Racheté il y a un mois par Jean-Jacques Augier (un proche de François Hollande, dont il fut le camarade de promo à l’ENA), le magazine Têtu est aujourd’hui en grève pour protester contre un plan social qui viserait à licencier 40% des effectifs actuels du titre.

En février, le propriétaire de Têtu, Pierre Bergé, a vendu le magazine à Jean-Jacques Augier pour la modique somme d’un euro symbolique. Le plan de redressement dévoilé la semaine dernière et qui concerne aussi bien la version print que la version web du titre implique le licenciement d’une quinzaine de personnes sur trente-cinq salariés, tous services confondus, ainsi que l’éventualité de céder l’exploitation des sites Têtu.com et Têtue.com à Yagg.com, qui s’est imposé depuis 2008 comme le principal concurrent de Têtu sur Internet. Une perspective qui fait grincer bien des dents parmi les salariés, d’autant que le nouveau directeur de la rédaction de Têtu, Yannick Barbe (qui remplace Gilles Wullus et qui est lui-même un ancien journaliste de Têtu), est l’un des cofondateurs de Yagg.com.

Devant ces mesures drastiques, le personnel de Têtu a voté hier soir à l’unanimité une motion de grève pour ce vendredi 22 mars. Car la colère est grande au sein du magazine. Si les salariés reconnaissent que la gestion financière de l’entreprise, depuis sa création en 1995, n’a pas toujours été irréprochable (ce qu’autorisait la manne financière de Pierre Bergé), ils sont choqués par les mesures envisagées, face auxquelles ils n’ont pas eu la possibilité de faire des contre-propositions.

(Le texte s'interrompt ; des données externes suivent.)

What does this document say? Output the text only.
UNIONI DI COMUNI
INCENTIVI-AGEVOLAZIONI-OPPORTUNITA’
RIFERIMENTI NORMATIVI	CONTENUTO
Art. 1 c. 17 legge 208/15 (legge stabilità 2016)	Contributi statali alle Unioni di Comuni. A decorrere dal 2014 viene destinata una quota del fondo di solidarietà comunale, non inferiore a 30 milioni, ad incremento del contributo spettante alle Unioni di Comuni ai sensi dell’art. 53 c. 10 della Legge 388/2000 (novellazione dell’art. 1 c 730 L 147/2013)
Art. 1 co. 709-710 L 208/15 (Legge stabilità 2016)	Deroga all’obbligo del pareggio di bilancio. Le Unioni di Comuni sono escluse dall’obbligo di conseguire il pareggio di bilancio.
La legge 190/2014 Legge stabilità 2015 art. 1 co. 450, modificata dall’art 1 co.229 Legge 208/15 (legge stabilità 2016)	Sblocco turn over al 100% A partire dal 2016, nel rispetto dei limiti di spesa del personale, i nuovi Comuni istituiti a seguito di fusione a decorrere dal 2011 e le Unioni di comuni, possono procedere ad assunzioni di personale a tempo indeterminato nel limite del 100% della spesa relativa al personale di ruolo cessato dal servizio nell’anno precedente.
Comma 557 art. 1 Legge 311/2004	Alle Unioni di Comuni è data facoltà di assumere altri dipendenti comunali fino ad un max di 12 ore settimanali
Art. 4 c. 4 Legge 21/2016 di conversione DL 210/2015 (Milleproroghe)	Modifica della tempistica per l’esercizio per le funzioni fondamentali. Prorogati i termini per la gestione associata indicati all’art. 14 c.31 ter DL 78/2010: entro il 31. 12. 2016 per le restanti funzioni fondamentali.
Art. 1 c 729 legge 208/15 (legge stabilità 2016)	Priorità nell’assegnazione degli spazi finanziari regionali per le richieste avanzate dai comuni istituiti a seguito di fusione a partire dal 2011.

Revendiquer le droit à la parole des salarié-e-s

Aujourd’hui, les futurs licenciés sont en grève pour revendiquer leur droit à la parole. Par ce geste, ils souhaitent souligner leur désaccord avec ce plan de licenciement, mais aussi réclamer de meilleures conditions de départs, qui se limitent aujourd’hui au minimum légal. Également inquiets, les salariés non-licenciés prennent part au mouvement par solidarité avec leurs collègues, pour protester contre l’absence d’un projet éditorial clair et pour manifester leur perplexité concernant le bon fonctionnement du magazine, dont les effectifs seront réduits de 40%.

Si cet arrêt de travail ne sera pas forcément reconduit, les salariés de Têtu veulent montrer qu’ils sont prêts à se mobiliser contre des propositions qu’ils n’acceptent pas et qu’ils n’estiment pas bénéfiques pour leurs lecteurs. Ils espèrent également pouvoir instaurer un dialogue avec Jean-Jacques Augier, à qui ils réclament plus de clarté sur la ligne éditoriale à venir du magazine.